Impact of calcium on the synergistic effect for the reactivity of coal char gasification in H2O/CO2 mixtures

Abstract

In this paper, the effect of calcium on coal gasification in mixture agents containing both H2O and CO2 was investigated by comparing the gasification behaviors of the demineralized coal and calcium-loaded coal using Wucaiwan (WCW), a calcium-enriched low rank coal, as the raw material. TG analysis of pure CaCO3 was conducted at different conditions to reveal the catalytic mechanism of calcium. The properties of the chars as well as partially-gasified chars were analyzed by X-ray diffraction (XRD) and scanning electron microscopy (SEM). Moreover, pore structures of partially-gasified chars were obtained by BET analysis. It was found that under calcium catalysis, the normalized gasification rate K increased more than 20 times in H2O/CO2 mixtures, and this value was much higher than that in pure H2O and pure CO2. The results suggest that under the influence of calcium, there is a synergistic effect between H2O and CO2 during co-gasification when temperature is lower than 900°C. The reason for this enhanced gasification is the fact that CaO, the main form of calcium mineral during coal catalytic gasification, can catalyze coal gasification in H2O/CO2 mixtures much more effectively and create a strong synergistic effect.

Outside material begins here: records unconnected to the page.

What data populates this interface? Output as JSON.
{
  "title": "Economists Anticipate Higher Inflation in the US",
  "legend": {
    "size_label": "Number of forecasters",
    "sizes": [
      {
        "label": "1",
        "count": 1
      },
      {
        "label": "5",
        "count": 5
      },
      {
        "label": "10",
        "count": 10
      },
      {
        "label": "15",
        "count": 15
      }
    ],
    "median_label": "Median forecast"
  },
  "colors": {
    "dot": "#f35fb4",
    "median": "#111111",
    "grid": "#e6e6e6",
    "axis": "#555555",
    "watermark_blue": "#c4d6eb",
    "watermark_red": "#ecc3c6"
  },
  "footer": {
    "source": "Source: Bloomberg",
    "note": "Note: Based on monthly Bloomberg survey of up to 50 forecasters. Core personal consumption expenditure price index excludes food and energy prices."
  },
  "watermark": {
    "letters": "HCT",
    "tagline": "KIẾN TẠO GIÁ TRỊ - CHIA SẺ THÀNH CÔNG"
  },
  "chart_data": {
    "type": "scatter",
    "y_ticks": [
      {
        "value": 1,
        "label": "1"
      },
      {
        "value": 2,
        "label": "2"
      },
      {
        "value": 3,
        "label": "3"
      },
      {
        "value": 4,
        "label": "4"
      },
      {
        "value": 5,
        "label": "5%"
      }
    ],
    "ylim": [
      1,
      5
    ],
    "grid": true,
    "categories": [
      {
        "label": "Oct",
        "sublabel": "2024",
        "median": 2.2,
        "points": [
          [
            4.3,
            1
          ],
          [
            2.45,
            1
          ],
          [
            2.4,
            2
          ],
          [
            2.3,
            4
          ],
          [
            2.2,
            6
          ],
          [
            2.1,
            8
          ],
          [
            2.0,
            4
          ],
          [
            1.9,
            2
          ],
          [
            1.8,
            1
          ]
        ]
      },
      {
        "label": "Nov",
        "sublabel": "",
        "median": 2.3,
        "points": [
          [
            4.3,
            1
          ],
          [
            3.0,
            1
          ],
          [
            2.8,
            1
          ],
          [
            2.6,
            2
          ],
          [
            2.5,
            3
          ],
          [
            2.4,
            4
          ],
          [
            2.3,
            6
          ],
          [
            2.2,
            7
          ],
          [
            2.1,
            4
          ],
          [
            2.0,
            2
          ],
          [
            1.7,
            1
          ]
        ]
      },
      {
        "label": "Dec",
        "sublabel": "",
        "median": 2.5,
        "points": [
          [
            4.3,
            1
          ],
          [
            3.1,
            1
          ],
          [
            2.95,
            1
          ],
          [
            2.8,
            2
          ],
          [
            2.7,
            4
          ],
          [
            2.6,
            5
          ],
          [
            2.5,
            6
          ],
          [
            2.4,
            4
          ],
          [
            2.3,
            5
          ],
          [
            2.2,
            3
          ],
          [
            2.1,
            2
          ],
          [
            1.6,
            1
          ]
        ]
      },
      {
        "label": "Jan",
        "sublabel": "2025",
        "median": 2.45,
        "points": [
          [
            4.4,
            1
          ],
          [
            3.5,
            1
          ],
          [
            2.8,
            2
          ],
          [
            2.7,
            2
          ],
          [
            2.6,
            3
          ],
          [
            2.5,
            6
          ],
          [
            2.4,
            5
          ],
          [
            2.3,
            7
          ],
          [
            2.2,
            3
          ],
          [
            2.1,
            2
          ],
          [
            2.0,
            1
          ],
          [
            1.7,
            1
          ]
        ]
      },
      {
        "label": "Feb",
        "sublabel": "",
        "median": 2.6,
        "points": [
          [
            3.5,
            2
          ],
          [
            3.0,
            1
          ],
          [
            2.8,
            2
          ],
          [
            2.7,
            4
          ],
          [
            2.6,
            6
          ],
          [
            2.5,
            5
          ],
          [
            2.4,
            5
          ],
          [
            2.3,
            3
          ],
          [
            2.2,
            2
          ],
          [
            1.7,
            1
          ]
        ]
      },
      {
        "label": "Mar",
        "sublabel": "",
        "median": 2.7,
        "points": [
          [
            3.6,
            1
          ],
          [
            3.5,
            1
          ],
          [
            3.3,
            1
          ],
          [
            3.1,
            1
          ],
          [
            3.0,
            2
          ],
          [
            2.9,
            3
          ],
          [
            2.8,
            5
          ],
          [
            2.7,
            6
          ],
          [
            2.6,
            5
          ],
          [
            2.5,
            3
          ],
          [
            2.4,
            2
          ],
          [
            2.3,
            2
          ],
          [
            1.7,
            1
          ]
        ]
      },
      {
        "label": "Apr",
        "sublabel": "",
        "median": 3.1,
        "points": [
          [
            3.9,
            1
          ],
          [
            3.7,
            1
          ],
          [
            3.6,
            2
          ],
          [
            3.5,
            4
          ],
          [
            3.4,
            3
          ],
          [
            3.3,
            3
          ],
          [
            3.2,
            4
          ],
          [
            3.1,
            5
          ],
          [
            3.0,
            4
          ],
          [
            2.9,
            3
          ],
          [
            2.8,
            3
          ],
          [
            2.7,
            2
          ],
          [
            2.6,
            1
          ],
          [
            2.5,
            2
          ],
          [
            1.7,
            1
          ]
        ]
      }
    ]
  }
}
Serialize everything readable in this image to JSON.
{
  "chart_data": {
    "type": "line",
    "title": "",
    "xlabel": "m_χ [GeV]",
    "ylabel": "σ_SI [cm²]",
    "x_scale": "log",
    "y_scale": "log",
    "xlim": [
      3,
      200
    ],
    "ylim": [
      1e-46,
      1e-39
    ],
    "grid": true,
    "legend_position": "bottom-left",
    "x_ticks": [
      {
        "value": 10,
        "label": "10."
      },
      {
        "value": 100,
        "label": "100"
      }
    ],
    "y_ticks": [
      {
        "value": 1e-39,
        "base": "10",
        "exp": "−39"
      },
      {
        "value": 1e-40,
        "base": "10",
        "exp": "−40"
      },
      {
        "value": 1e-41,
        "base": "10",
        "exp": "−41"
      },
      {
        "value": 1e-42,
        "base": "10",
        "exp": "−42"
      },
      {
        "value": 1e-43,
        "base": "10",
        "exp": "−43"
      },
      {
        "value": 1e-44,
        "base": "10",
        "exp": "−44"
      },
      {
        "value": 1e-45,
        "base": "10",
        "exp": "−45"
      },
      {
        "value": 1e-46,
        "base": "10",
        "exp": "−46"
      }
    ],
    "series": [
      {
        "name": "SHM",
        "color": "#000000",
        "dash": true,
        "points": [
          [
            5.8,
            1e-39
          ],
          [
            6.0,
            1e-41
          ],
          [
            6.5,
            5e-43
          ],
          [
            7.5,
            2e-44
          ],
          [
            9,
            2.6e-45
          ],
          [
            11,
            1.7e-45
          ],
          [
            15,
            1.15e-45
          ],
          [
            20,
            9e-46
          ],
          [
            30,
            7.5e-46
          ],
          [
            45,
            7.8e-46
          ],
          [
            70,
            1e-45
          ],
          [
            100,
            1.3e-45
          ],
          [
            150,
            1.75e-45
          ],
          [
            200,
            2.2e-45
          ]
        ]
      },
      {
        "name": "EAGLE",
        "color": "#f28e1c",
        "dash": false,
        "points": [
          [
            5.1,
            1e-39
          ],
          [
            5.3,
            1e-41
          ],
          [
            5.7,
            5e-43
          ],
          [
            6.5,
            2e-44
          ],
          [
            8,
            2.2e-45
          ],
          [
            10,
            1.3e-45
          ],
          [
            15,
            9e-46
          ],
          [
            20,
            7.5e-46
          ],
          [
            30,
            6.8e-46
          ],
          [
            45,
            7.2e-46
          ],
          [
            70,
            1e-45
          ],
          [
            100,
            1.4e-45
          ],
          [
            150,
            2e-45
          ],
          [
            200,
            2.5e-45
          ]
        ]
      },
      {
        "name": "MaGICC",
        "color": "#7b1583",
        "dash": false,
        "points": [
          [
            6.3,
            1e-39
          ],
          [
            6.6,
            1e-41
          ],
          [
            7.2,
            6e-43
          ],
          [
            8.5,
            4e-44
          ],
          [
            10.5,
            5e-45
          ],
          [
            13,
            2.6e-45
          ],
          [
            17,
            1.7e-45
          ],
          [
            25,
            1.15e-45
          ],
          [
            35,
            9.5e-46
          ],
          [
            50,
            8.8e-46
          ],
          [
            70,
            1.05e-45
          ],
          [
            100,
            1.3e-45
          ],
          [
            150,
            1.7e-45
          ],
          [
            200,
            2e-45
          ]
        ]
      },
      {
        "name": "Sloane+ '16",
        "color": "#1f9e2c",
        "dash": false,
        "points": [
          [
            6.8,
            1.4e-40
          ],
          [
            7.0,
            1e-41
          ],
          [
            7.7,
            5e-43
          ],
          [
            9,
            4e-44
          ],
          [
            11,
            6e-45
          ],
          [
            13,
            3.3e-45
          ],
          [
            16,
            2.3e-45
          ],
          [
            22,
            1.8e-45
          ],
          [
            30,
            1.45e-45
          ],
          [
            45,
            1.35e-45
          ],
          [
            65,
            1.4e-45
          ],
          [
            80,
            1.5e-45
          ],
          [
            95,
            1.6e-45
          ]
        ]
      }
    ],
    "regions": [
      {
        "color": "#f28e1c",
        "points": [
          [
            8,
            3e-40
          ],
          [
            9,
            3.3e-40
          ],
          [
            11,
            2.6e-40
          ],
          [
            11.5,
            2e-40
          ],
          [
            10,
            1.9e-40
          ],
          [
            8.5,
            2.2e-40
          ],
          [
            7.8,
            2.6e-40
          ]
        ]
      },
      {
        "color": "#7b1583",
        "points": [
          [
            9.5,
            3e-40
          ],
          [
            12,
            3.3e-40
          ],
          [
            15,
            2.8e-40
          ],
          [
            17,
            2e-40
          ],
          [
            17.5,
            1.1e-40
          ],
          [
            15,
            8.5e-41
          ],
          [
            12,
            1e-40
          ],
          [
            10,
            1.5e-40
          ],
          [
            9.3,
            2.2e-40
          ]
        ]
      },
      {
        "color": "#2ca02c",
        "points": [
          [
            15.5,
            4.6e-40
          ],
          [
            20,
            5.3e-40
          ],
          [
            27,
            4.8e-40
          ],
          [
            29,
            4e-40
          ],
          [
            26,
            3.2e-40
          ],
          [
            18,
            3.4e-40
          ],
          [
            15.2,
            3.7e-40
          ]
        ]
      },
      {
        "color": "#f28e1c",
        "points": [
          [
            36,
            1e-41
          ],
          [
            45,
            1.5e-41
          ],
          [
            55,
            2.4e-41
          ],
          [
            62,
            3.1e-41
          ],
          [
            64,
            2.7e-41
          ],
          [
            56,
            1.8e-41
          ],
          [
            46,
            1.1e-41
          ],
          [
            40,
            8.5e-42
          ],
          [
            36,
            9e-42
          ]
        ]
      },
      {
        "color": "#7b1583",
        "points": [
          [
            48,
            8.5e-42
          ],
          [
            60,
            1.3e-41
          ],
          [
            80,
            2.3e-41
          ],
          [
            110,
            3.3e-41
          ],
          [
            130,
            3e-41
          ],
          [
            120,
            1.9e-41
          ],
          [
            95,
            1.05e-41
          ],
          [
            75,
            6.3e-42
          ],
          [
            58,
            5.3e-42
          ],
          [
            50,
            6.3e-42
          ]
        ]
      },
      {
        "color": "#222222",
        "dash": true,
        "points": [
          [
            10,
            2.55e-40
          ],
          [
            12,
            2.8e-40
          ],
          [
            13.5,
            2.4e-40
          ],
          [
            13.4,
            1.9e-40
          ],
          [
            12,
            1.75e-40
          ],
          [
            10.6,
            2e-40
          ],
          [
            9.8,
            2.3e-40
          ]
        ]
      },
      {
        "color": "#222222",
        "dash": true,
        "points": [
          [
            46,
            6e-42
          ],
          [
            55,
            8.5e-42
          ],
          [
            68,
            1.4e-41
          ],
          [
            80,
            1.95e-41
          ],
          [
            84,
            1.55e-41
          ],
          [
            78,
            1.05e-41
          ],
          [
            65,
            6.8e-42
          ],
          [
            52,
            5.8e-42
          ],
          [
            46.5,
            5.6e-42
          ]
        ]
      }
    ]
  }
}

H2O can decrease the size of the CaO particles and increase their dispersity, thus facilitating CO2 adsorption on CaO. Furthermore, with CaO participation, interaction between H2O and CO2 can allow both of them to enter the interstices or pores of the coal char more rapidly, which accelerates the reaction rate and results in the synergistic effect. The synergistic effect becomes weaker as the temperature rises, which can be attributed to reduced adsorption of CO2 on CaO and the sintering of CaO at higher temperature.